Review: The Book Thief
If you see only one movie this year… you’re in the target demographic for The Book Thief, a film that looks and sounds very important but offers no greater insight into the human condition than the typical Transformers sequel.
Michael Bay gets a lot of flack for simple messaging like “the military is cool” and “evil robots are bad,” but The Book Thief sure seems to think it’s a big deal for presenting similar trite messages like “reading is magical” and “Nazis sucked.” There’s nothing daring, original or wondrous in The Book Thief. It repackages old messages that no one in their right mind could possibly argue with and re-gifts them like it’s doing you a favor.
Credit where credit is due, though: The Book Thief is wrapped in fancy paper. Directed by Brian Percival (“Downton Abbey”) and shot by Florian Ballhaus, The Book Thief lovingly recreates an impoverished street in the heart of Nazi Germany. The Nazi uniforms look great, and book burnings have never been prettier. To a one, the cast turns in a collectively sweet, unremarkable performance, generating an air of heartwarming reassurance that everything’s going to be okay, even when World War II and the Holocaust seem dead set on insisting otherwise.
Adding to that enormous rubbish pile of reassurance is a voice-over by Death. Yes, Death himself narrates The Book Thief. The calm, comforting tones of Death (uncredited, presumably playing himself) are here to take the edge off The Book Thief’s many victims, assuring us that their demise may have been sad, but it’s nothing for your kids to cry about. Thanks, Death, for making World War II more palatable, and for lending the film an unbelievably pretentious conceit: for we are only watching The Book Thief because Death itself, who has viewed the entirety of human existence, says this is one of the most fascinating events that he has ever witnessed.

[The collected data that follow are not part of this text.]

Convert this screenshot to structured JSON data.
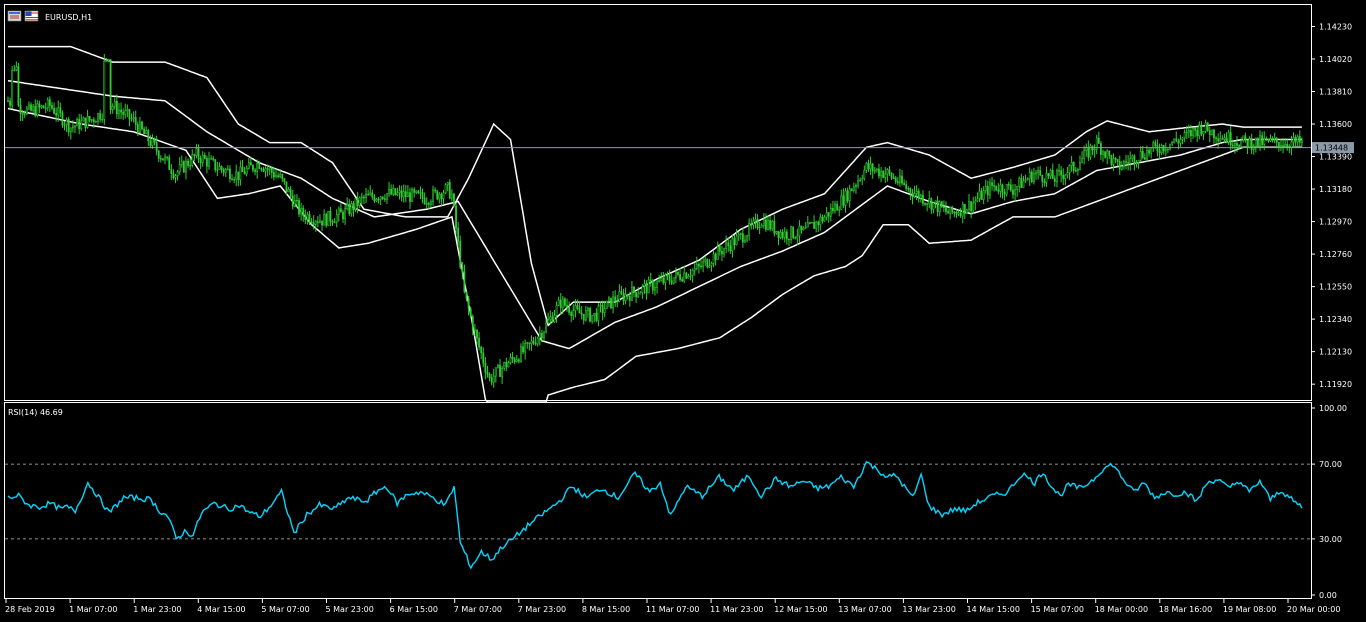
{
  "symbol_label": "EURUSD,H1",
  "current_price_label": "1.13448",
  "colors": {
    "background": "#000000",
    "frame": "#ffffff",
    "candle": "#32cd32",
    "bands": "#ffffff",
    "price_line": "#8c9aa8",
    "price_tag_bg": "#8c9aa8",
    "rsi": "#00d8ff",
    "levels": "#c0c0c0"
  },
  "chart_data": [
    {
      "type": "candlestick",
      "title": "EURUSD,H1",
      "indicator": "Bollinger Bands",
      "ylim": [
        1.1185,
        1.1433
      ],
      "yticks": [
        "1.14230",
        "1.14020",
        "1.13810",
        "1.13600",
        "1.13390",
        "1.13180",
        "1.12970",
        "1.12760",
        "1.12550",
        "1.12340",
        "1.12130",
        "1.11920"
      ],
      "current_price": 1.13448,
      "close_anchors": [
        [
          0,
          1.1375
        ],
        [
          10,
          1.1368
        ],
        [
          20,
          1.1372
        ],
        [
          30,
          1.1358
        ],
        [
          40,
          1.1363
        ],
        [
          50,
          1.1372
        ],
        [
          60,
          1.1362
        ],
        [
          70,
          1.1345
        ],
        [
          80,
          1.1328
        ],
        [
          90,
          1.134
        ],
        [
          100,
          1.1332
        ],
        [
          110,
          1.1327
        ],
        [
          120,
          1.1335
        ],
        [
          130,
          1.1325
        ],
        [
          140,
          1.1302
        ],
        [
          150,
          1.1298
        ],
        [
          160,
          1.1302
        ],
        [
          170,
          1.1312
        ],
        [
          180,
          1.1315
        ],
        [
          190,
          1.1314
        ],
        [
          200,
          1.1312
        ],
        [
          210,
          1.1318
        ],
        [
          212,
          1.1314
        ],
        [
          218,
          1.125
        ],
        [
          224,
          1.122
        ],
        [
          230,
          1.1195
        ],
        [
          238,
          1.1205
        ],
        [
          248,
          1.1215
        ],
        [
          256,
          1.1228
        ],
        [
          264,
          1.1245
        ],
        [
          272,
          1.1238
        ],
        [
          280,
          1.1236
        ],
        [
          290,
          1.1247
        ],
        [
          300,
          1.1252
        ],
        [
          310,
          1.1257
        ],
        [
          320,
          1.1262
        ],
        [
          330,
          1.1267
        ],
        [
          340,
          1.1278
        ],
        [
          350,
          1.1287
        ],
        [
          360,
          1.1298
        ],
        [
          370,
          1.1289
        ],
        [
          380,
          1.129
        ],
        [
          390,
          1.13
        ],
        [
          400,
          1.1313
        ],
        [
          410,
          1.1332
        ],
        [
          420,
          1.1328
        ],
        [
          430,
          1.1318
        ],
        [
          440,
          1.131
        ],
        [
          450,
          1.1302
        ],
        [
          460,
          1.1308
        ],
        [
          470,
          1.132
        ],
        [
          480,
          1.1318
        ],
        [
          490,
          1.1328
        ],
        [
          500,
          1.1325
        ],
        [
          510,
          1.1333
        ],
        [
          520,
          1.1348
        ],
        [
          530,
          1.1332
        ],
        [
          540,
          1.134
        ],
        [
          550,
          1.1345
        ],
        [
          560,
          1.135
        ],
        [
          570,
          1.1358
        ],
        [
          580,
          1.1352
        ],
        [
          590,
          1.1348
        ]
      ],
      "spike_anchors": [
        [
          3,
          1.1398
        ],
        [
          47,
          1.1402
        ]
      ],
      "upper_band_anchors": [
        [
          0,
          1.141
        ],
        [
          30,
          1.141
        ],
        [
          50,
          1.14
        ],
        [
          75,
          1.14
        ],
        [
          95,
          1.139
        ],
        [
          110,
          1.136
        ],
        [
          125,
          1.1348
        ],
        [
          140,
          1.1348
        ],
        [
          155,
          1.1335
        ],
        [
          170,
          1.1305
        ],
        [
          190,
          1.13
        ],
        [
          210,
          1.13
        ],
        [
          220,
          1.1325
        ],
        [
          232,
          1.136
        ],
        [
          240,
          1.135
        ],
        [
          250,
          1.127
        ],
        [
          258,
          1.123
        ],
        [
          270,
          1.1245
        ],
        [
          290,
          1.1245
        ],
        [
          310,
          1.126
        ],
        [
          330,
          1.1272
        ],
        [
          350,
          1.1292
        ],
        [
          370,
          1.1305
        ],
        [
          390,
          1.1315
        ],
        [
          410,
          1.1345
        ],
        [
          420,
          1.1348
        ],
        [
          440,
          1.134
        ],
        [
          460,
          1.1325
        ],
        [
          480,
          1.1332
        ],
        [
          500,
          1.134
        ],
        [
          515,
          1.1355
        ],
        [
          525,
          1.1362
        ],
        [
          545,
          1.1355
        ],
        [
          565,
          1.1358
        ],
        [
          580,
          1.136
        ],
        [
          590,
          1.1358
        ]
      ],
      "middle_band_anchors": [
        [
          0,
          1.1388
        ],
        [
          30,
          1.1382
        ],
        [
          50,
          1.1378
        ],
        [
          75,
          1.1375
        ],
        [
          95,
          1.1355
        ],
        [
          120,
          1.1335
        ],
        [
          140,
          1.1325
        ],
        [
          155,
          1.1312
        ],
        [
          175,
          1.13
        ],
        [
          200,
          1.1305
        ],
        [
          215,
          1.131
        ],
        [
          235,
          1.1265
        ],
        [
          255,
          1.122
        ],
        [
          268,
          1.1215
        ],
        [
          290,
          1.1232
        ],
        [
          310,
          1.1242
        ],
        [
          330,
          1.1255
        ],
        [
          350,
          1.1268
        ],
        [
          370,
          1.1278
        ],
        [
          390,
          1.129
        ],
        [
          405,
          1.1305
        ],
        [
          420,
          1.132
        ],
        [
          440,
          1.131
        ],
        [
          460,
          1.1302
        ],
        [
          480,
          1.131
        ],
        [
          500,
          1.1315
        ],
        [
          520,
          1.133
        ],
        [
          540,
          1.1335
        ],
        [
          560,
          1.134
        ],
        [
          580,
          1.1348
        ],
        [
          590,
          1.135
        ]
      ],
      "lower_band_anchors": [
        [
          0,
          1.137
        ],
        [
          35,
          1.136
        ],
        [
          60,
          1.1355
        ],
        [
          85,
          1.1343
        ],
        [
          100,
          1.1312
        ],
        [
          115,
          1.1315
        ],
        [
          130,
          1.132
        ],
        [
          145,
          1.1295
        ],
        [
          158,
          1.128
        ],
        [
          172,
          1.1283
        ],
        [
          195,
          1.1292
        ],
        [
          212,
          1.13
        ],
        [
          222,
          1.123
        ],
        [
          232,
          1.115
        ],
        [
          252,
          1.115
        ],
        [
          258,
          1.1185
        ],
        [
          270,
          1.119
        ],
        [
          285,
          1.1195
        ],
        [
          300,
          1.121
        ],
        [
          320,
          1.1215
        ],
        [
          340,
          1.1222
        ],
        [
          355,
          1.1235
        ],
        [
          370,
          1.125
        ],
        [
          385,
          1.1262
        ],
        [
          400,
          1.1268
        ],
        [
          408,
          1.1275
        ],
        [
          418,
          1.1295
        ],
        [
          430,
          1.1295
        ],
        [
          440,
          1.1283
        ],
        [
          460,
          1.1285
        ],
        [
          480,
          1.13
        ],
        [
          500,
          1.13
        ],
        [
          520,
          1.131
        ],
        [
          540,
          1.132
        ],
        [
          560,
          1.133
        ],
        [
          580,
          1.134
        ],
        [
          590,
          1.1345
        ]
      ]
    },
    {
      "type": "line",
      "title": "RSI(14) 46.69",
      "series": [
        {
          "name": "RSI(14)",
          "anchor_values": [
            [
              0,
              52
            ],
            [
              5,
              53
            ],
            [
              10,
              48
            ],
            [
              15,
              47
            ],
            [
              20,
              49
            ],
            [
              25,
              46
            ],
            [
              28,
              47
            ],
            [
              32,
              45
            ],
            [
              38,
              60
            ],
            [
              42,
              54
            ],
            [
              48,
              44
            ],
            [
              55,
              52
            ],
            [
              60,
              52
            ],
            [
              68,
              51
            ],
            [
              72,
              45
            ],
            [
              76,
              42
            ],
            [
              80,
              30
            ],
            [
              84,
              34
            ],
            [
              88,
              32
            ],
            [
              92,
              44
            ],
            [
              98,
              49
            ],
            [
              105,
              46
            ],
            [
              110,
              48
            ],
            [
              115,
              44
            ],
            [
              120,
              42
            ],
            [
              125,
              48
            ],
            [
              130,
              55
            ],
            [
              136,
              33
            ],
            [
              142,
              43
            ],
            [
              148,
              48
            ],
            [
              155,
              46
            ],
            [
              162,
              52
            ],
            [
              170,
              50
            ],
            [
              176,
              56
            ],
            [
              180,
              58
            ],
            [
              185,
              49
            ],
            [
              190,
              54
            ],
            [
              196,
              55
            ],
            [
              202,
              52
            ],
            [
              208,
              48
            ],
            [
              212,
              58
            ],
            [
              215,
              28
            ],
            [
              220,
              15
            ],
            [
              225,
              23
            ],
            [
              230,
              19
            ],
            [
              235,
              26
            ],
            [
              240,
              30
            ],
            [
              248,
              38
            ],
            [
              255,
              44
            ],
            [
              262,
              50
            ],
            [
              268,
              58
            ],
            [
              275,
              52
            ],
            [
              282,
              57
            ],
            [
              290,
              52
            ],
            [
              298,
              65
            ],
            [
              305,
              55
            ],
            [
              310,
              60
            ],
            [
              315,
              42
            ],
            [
              322,
              58
            ],
            [
              330,
              53
            ],
            [
              338,
              63
            ],
            [
              345,
              56
            ],
            [
              352,
              64
            ],
            [
              358,
              53
            ],
            [
              365,
              62
            ],
            [
              372,
              58
            ],
            [
              378,
              61
            ],
            [
              385,
              57
            ],
            [
              390,
              58
            ],
            [
              396,
              63
            ],
            [
              402,
              58
            ],
            [
              408,
              71
            ],
            [
              412,
              68
            ],
            [
              418,
              63
            ],
            [
              422,
              64
            ],
            [
              426,
              58
            ],
            [
              430,
              52
            ],
            [
              434,
              64
            ],
            [
              438,
              47
            ],
            [
              444,
              43
            ],
            [
              450,
              46
            ],
            [
              456,
              45
            ],
            [
              460,
              49
            ],
            [
              468,
              53
            ],
            [
              475,
              55
            ],
            [
              482,
              65
            ],
            [
              488,
              60
            ],
            [
              492,
              66
            ],
            [
              496,
              58
            ],
            [
              500,
              53
            ],
            [
              504,
              59
            ],
            [
              510,
              57
            ],
            [
              516,
              62
            ],
            [
              520,
              67
            ],
            [
              525,
              70
            ],
            [
              530,
              62
            ],
            [
              535,
              55
            ],
            [
              540,
              60
            ],
            [
              545,
              52
            ],
            [
              550,
              55
            ],
            [
              555,
              54
            ],
            [
              560,
              55
            ],
            [
              565,
              50
            ],
            [
              570,
              60
            ],
            [
              575,
              62
            ],
            [
              580,
              57
            ],
            [
              585,
              61
            ],
            [
              590,
              55
            ],
            [
              595,
              61
            ],
            [
              600,
              51
            ],
            [
              605,
              56
            ],
            [
              610,
              51
            ],
            [
              615,
              47
            ]
          ],
          "last_value": 46.69
        }
      ],
      "ylim": [
        0,
        100
      ],
      "yticks": [
        "100.00",
        "70.00",
        "30.00",
        "0.00"
      ],
      "levels": [
        70,
        30
      ]
    }
  ],
  "x_axis": {
    "labels": [
      "28 Feb 2019",
      "1 Mar 07:00",
      "1 Mar 23:00",
      "4 Mar 15:00",
      "5 Mar 07:00",
      "5 Mar 23:00",
      "6 Mar 15:00",
      "7 Mar 07:00",
      "7 Mar 23:00",
      "8 Mar 15:00",
      "11 Mar 07:00",
      "11 Mar 23:00",
      "12 Mar 15:00",
      "13 Mar 07:00",
      "13 Mar 23:00",
      "14 Mar 15:00",
      "15 Mar 07:00",
      "18 Mar 00:00",
      "18 Mar 16:00",
      "19 Mar 08:00",
      "20 Mar 00:00"
    ]
  }
}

Meanwhile, audiences – who have by definition experienced only an infinitesimal fraction of life’s wonders – are left rolling their eyes at the trite story of a little girl named Liesel (Sophie Nélisse), who learns how to read. Oh, stop those presses. She’ll also endure the slander of a comically over the top young Nazi bully, help save a Jewish refugee in the family’s basement, and read him books “borrowed” from a kindly old rich lady who never even misses them. Geoffrey Rush and Emily Watson play her adopted parents; he’s a kindhearted patriarch, she’s a stonehearted matriarch who in what is clearly intended to be the film’s standout scene, shows that she has a heart after all.
Why are we watching this? Do you really need a reminder that Nazis sucked? Do you really need a movie to take a stand in favor of learning how to read? Do you really need a movie that dares to take the next step and say that not only is reading magical, but writing is also good too? Assuming that we’re all willing to accept that these messages are just the byproduct of the story being told, could that story have perhaps not been contemptuously familiar? In the future, when movie producers think audiences have forgotten that “the military is cool” and “evil robots are bad,” will they really force us to endure another Transformers, trumped up only with a pompous narrator who claims to be the voice of a broad concept like death, pretension or the living embodiment of cliché?
The Nazis did suck, and reading is great. But just because someone says something you agree with doesn’t mean that they should be rewarded for it. If I wrote an article declaring that “Ice Cream is Tasty!” I don’t expect I’ll get much in the way of argument, but I sure as hell won’t expect to be on the short list for a Pulitzer Prize. The Book Thief on the other hand expects your mind to be blown by the most obvious ideas and plot points imaginable. All the pretty cinematography, lush production design and impressive casting in the world can't disguise the cheap, gooey and forgettable melodrama at its center.